Cinq filles et dix fils viennent au monde à la suite de cette union et c'est dans la région de Québec surtout que se contractent leurs alliances. Les filles prennent les noms des Berthiaume, Drolet, Maret, Trudel et Boutet. Quant aux fils, ils succombent, comme leurs soeurs, au charme des Drolet et des Maret, puisque deux s'allient à des filles Drolet et deux autres à des demoiselles Maret. Trois autres unions des fils de Pierre et de Charlotte Plamondon devaient faire entrer des représentantes des familles Robitaille, Meunier et Pageot dans le cercle de famille. Ainsi, sept nouvelles souches étaient crées, moins d'un siècle après l'arrivée de l'Auvergnat Philippe Mandon dit Lafleur.

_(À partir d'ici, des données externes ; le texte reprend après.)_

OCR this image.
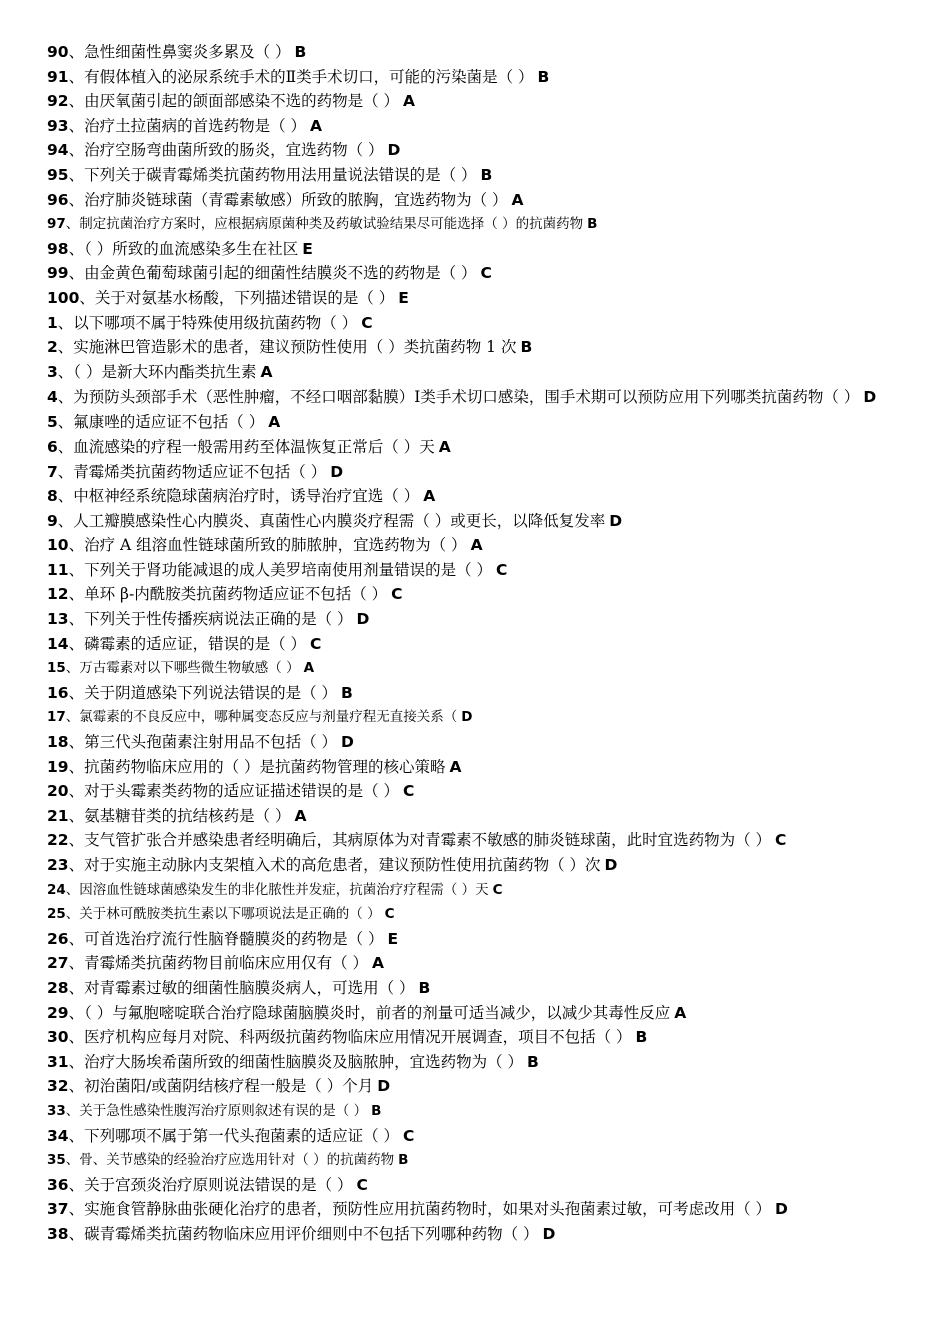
90、急性细菌性鼻窦炎多累及（ ） B
91、有假体植入的泌尿系统手术的Ⅱ类手术切口，可能的污染菌是（ ） B
92、由厌氧菌引起的颌面部感染不选的药物是（ ） A
93、治疗土拉菌病的首选药物是（ ） A
94、治疗空肠弯曲菌所致的肠炎，宜选药物（ ） D
95、下列关于碳青霉烯类抗菌药物用法用量说法错误的是（ ） B
96、治疗肺炎链球菌（青霉素敏感）所致的脓胸，宜选药物为（ ） A
97、制定抗菌治疗方案时，应根据病原菌种类及药敏试验结果尽可能选择（ ）的抗菌药物 B
98、（ ）所致的血流感染多生在社区 E
99、由金黄色葡萄球菌引起的细菌性结膜炎不选的药物是（ ） C
100、关于对氨基水杨酸，下列描述错误的是（ ） E
1、以下哪项不属于特殊使用级抗菌药物（ ） C
2、实施淋巴管造影术的患者，建议预防性使用（ ）类抗菌药物 1 次 B
3、（ ）是新大环内酯类抗生素 A
4、为预防头颈部手术（恶性肿瘤，不经口咽部黏膜）Ⅰ类手术切口感染，围手术期可以预防应用下列哪类抗菌药物（ ） D
5、氟康唑的适应证不包括（ ） A
6、血流感染的疗程一般需用药至体温恢复正常后（ ）天 A
7、青霉烯类抗菌药物适应证不包括（ ） D
8、中枢神经系统隐球菌病治疗时，诱导治疗宜选（ ） A
9、人工瓣膜感染性心内膜炎、真菌性心内膜炎疗程需（ ）或更长，以降低复发率 D
10、治疗 A 组溶血性链球菌所致的肺脓肿，宜选药物为（ ） A
11、下列关于肾功能减退的成人美罗培南使用剂量错误的是（ ） C
12、单环 β-内酰胺类抗菌药物适应证不包括（ ） C
13、下列关于性传播疾病说法正确的是（ ） D
14、磷霉素的适应证，错误的是（ ） C
15、万古霉素对以下哪些微生物敏感（ ） A
16、关于阴道感染下列说法错误的是（ ） B
17、氯霉素的不良反应中，哪种属变态反应与剂量疗程无直接关系（ D
18、第三代头孢菌素注射用品不包括（ ） D
19、抗菌药物临床应用的（ ）是抗菌药物管理的核心策略 A
20、对于头霉素类药物的适应证描述错误的是（ ） C
21、氨基糖苷类的抗结核药是（ ） A
22、支气管扩张合并感染患者经明确后，其病原体为对青霉素不敏感的肺炎链球菌，此时宜选药物为（ ） C
23、对于实施主动脉内支架植入术的高危患者，建议预防性使用抗菌药物（ ）次 D
24、因溶血性链球菌感染发生的非化脓性并发症，抗菌治疗疗程需（ ）天 C
25、关于林可酰胺类抗生素以下哪项说法是正确的（ ） C
26、可首选治疗流行性脑脊髓膜炎的药物是（ ） E
27、青霉烯类抗菌药物目前临床应用仅有（ ） A
28、对青霉素过敏的细菌性脑膜炎病人，可选用（ ） B
29、（ ）与氟胞嘧啶联合治疗隐球菌脑膜炎时，前者的剂量可适当减少，以减少其毒性反应 A
30、医疗机构应每月对院、科两级抗菌药物临床应用情况开展调查，项目不包括（ ） B
31、治疗大肠埃希菌所致的细菌性脑膜炎及脑脓肿，宜选药物为（ ） B
32、初治菌阳/或菌阴结核疗程一般是（ ）个月 D
33、关于急性感染性腹泻治疗原则叙述有误的是（ ） B
34、下列哪项不属于第一代头孢菌素的适应证（ ） C
35、骨、关节感染的经验治疗应选用针对（ ）的抗菌药物 B
36、关于宫颈炎治疗原则说法错误的是（ ） C
37、实施食管静脉曲张硬化治疗的患者，预防性应用抗菌药物时，如果对头孢菌素过敏，可考虑改用（ ） D
38、碳青霉烯类抗菌药物临床应用评价细则中不包括下列哪种药物（ ） D
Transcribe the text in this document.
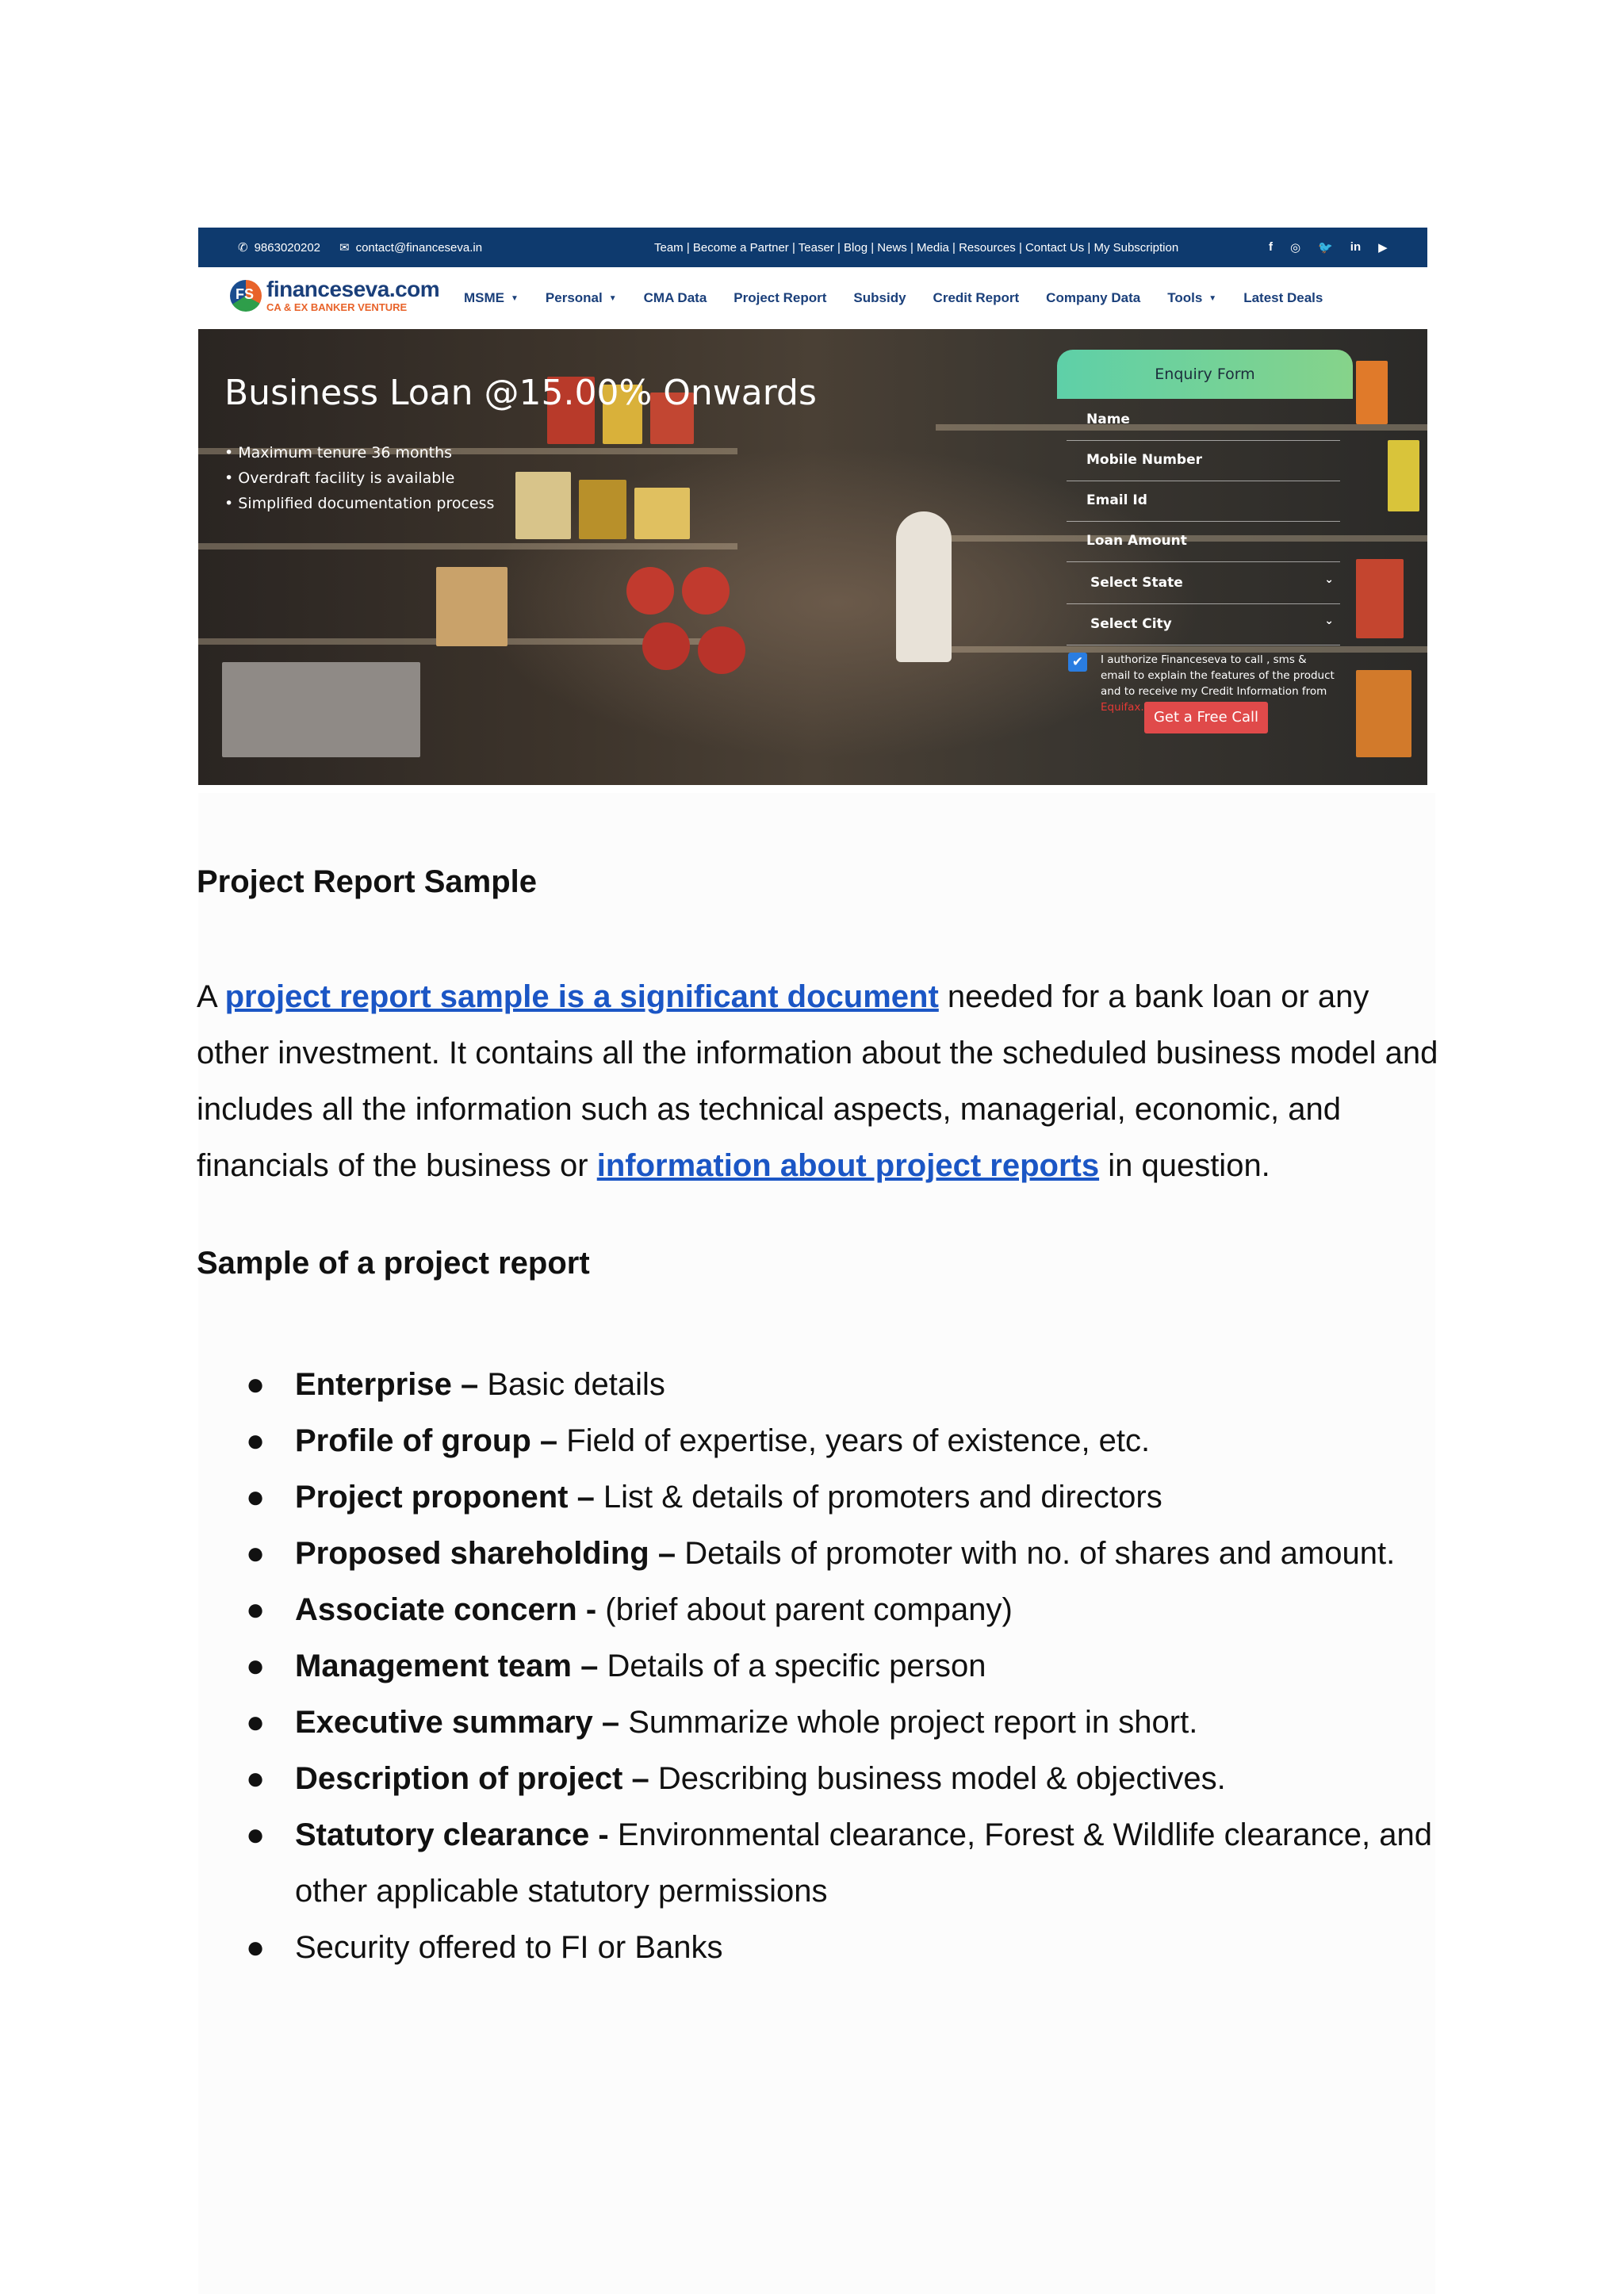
✆ 9863020202 ✉ contact@financeseva.in	Team | Become a Partner | Teaser | Blog | News | Media | Resources | Contact Us | My Subscription	f ◎ 🐦 in ▶
FS
financeseva.com
CA & EX BANKER VENTURE
MSME ▼ Personal ▼ CMA Data Project Report Subsidy Credit Report Company Data Tools ▼ Latest Deals
Business Loan @15.00% Onwards
• Maximum tenure 36 months
• Overdraft facility is available
• Simplified documentation process
Enquiry Form
Name
Mobile Number
Email Id
Loan Amount
Select State	⌄
Select City	⌄
✔	I authorize Financeseva to call , sms & email to explain the features of the product and to receive my Credit Information from Equifax.
Get a Free Call
Project Report Sample
A project report sample is a significant document needed for a bank loan or any other investment. It contains all the information about the scheduled business model and includes all the information such as technical aspects, managerial, economic, and financials of the business or information about project reports in question.
Sample of a project report
● Enterprise – Basic details
● Profile of group – Field of expertise, years of existence, etc.
● Project proponent – List & details of promoters and directors
● Proposed shareholding – Details of promoter with no. of shares and amount.
● Associate concern - (brief about parent company)
● Management team – Details of a specific person
● Executive summary – Summarize whole project report in short.
● Description of project – Describing business model & objectives.
● Statutory clearance - Environmental clearance, Forest & Wildlife clearance, and other applicable statutory permissions
● Security offered to FI or Banks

Les années, en passant, devaient conduire les fils et les petits-fils de ces pionniers presque partout en Amérique. Les Plamondon appartiennent à la race des fondateurs car, après Philippe à la Prairie et Pierre à Lorette, les Plamondon étaient là, lorsque les bases de Saint-Charles sur le Richelieu, Saint-Hyacinthe, Saint-François du Lac on été jetées. Il étaient là encore, lorsque de nouvelles paroisses de Portneuf se sont ouvertes devant la hache des défricheurs. Ils sont allés, tous ces Plamondon, leurs femmes et leurs enfants, s'établir "aux États" où on les retrouve, aujourd'hui de l'Alaska au Texas et du Maine à la Californie. Ils ont hérité, en qualité de défricheurs, du droit et du privilège de s'établir où ils l'ont voulu, créant même des villes qui leur ressemblent. Des cantons, lacs et rivières portent leur nom et, en Alberta, la ville de Plamondon, fondée en 1908, par les frères Joseph et Thomas Plamondon, rappelle que cette région de l'Ouest canadien doit beaucoup au courage des pionniers dont les racines sont encore vivantes au Québec. Huit mille Plamondon peuvent maintenant célébrer le tricentenaire de leur implantation en Amérique. Leur nom s'est modifié plusieurs fois. Pour cette raison, pendant qu'on leur donne celui de Plamondon au Québec, il arrive qu'ailleurs, on les connaisse sous les noms de Plamondon, Plamador, Plamandon, Plamidon, Plamondeau, Plamonden, Plomander, Plummado, Plumondon et d'autres.